Note: This is a rewrite of the original question, which was titled What would time be for 2D beings?
In my current, non-physicist's understanding, every instant of our three‑dimensional world is just another 'slice' of a four‑dimensional body. I don't mean that as an analogy, but quite literally... Obviously, it would not be a straight 'slice', it would still be bent and curved by gravity, speed and other relativistic factors. Is this wrong?
Also, both 'spacial' and 'temporal' dimensions are — in my mind — fundamentally the same thing, given different names because we experience them differently because of our nature. I've had people explicitly say in the comments that this is wrong and that time and space are not the same 'type' of dimension.
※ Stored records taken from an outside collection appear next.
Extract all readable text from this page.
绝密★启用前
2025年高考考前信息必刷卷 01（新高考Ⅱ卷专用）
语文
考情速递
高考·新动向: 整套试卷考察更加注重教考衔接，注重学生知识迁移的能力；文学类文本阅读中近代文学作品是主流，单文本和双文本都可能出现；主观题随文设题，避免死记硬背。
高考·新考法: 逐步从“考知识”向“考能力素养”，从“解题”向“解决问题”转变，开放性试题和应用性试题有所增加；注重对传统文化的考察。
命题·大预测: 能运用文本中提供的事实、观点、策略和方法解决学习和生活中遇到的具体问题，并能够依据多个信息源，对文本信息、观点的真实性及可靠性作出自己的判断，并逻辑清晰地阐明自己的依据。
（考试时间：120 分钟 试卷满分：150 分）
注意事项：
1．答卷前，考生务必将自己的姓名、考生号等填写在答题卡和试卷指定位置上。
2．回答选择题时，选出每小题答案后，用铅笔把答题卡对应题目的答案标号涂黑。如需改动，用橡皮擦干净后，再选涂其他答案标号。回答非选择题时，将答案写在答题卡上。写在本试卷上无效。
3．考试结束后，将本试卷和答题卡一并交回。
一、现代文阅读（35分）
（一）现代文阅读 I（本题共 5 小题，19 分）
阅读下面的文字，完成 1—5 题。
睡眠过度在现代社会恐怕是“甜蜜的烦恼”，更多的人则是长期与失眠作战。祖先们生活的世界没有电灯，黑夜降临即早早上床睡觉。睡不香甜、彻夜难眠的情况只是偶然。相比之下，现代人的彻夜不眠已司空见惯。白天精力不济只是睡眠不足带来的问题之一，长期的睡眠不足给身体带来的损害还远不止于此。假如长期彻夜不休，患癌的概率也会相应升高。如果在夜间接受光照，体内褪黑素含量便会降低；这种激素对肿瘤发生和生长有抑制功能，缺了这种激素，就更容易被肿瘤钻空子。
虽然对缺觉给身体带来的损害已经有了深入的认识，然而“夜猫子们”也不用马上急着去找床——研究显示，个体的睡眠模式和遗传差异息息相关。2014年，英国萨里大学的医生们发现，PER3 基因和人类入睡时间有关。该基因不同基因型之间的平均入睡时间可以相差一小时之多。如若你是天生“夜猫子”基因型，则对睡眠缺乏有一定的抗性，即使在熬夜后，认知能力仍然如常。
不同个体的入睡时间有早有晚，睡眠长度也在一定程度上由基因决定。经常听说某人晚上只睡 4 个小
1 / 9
I'd like to understand what are the fundamental differences.
In my original question I used these two assumptions of mine (that space is a slice of time and that all dimensions are fundamentally the same) to make an analogy.
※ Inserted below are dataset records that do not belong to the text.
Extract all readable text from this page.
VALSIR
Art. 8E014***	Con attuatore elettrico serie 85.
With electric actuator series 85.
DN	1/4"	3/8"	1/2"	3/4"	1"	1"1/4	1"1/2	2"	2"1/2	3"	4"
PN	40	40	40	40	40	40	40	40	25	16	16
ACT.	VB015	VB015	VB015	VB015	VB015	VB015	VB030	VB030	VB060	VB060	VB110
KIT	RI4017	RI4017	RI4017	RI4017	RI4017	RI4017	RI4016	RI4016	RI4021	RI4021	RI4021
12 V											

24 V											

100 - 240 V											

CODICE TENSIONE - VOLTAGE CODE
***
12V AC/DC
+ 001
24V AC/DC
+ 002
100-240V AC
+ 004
I noted that taking two-dimensional slices of a three-dimensional body — just as a slice of four‑dimensional time is three‑dimensional space — and displaying them is rapid succession looks like a bunch of matter that is changing over time (like in this brain scan below).
Assuming all dimensions, temporal or spatial, are fundamentally the same, would that mean that for a hypothetical two‑dimensional being time would be the thrid dimension, not that fourth?
The same question in a more general form: for any $n$‑dimensional being, would time for it be the $n+1$ dimension?
In particular, what would time be for a being living in a hypothetical fifth dimension?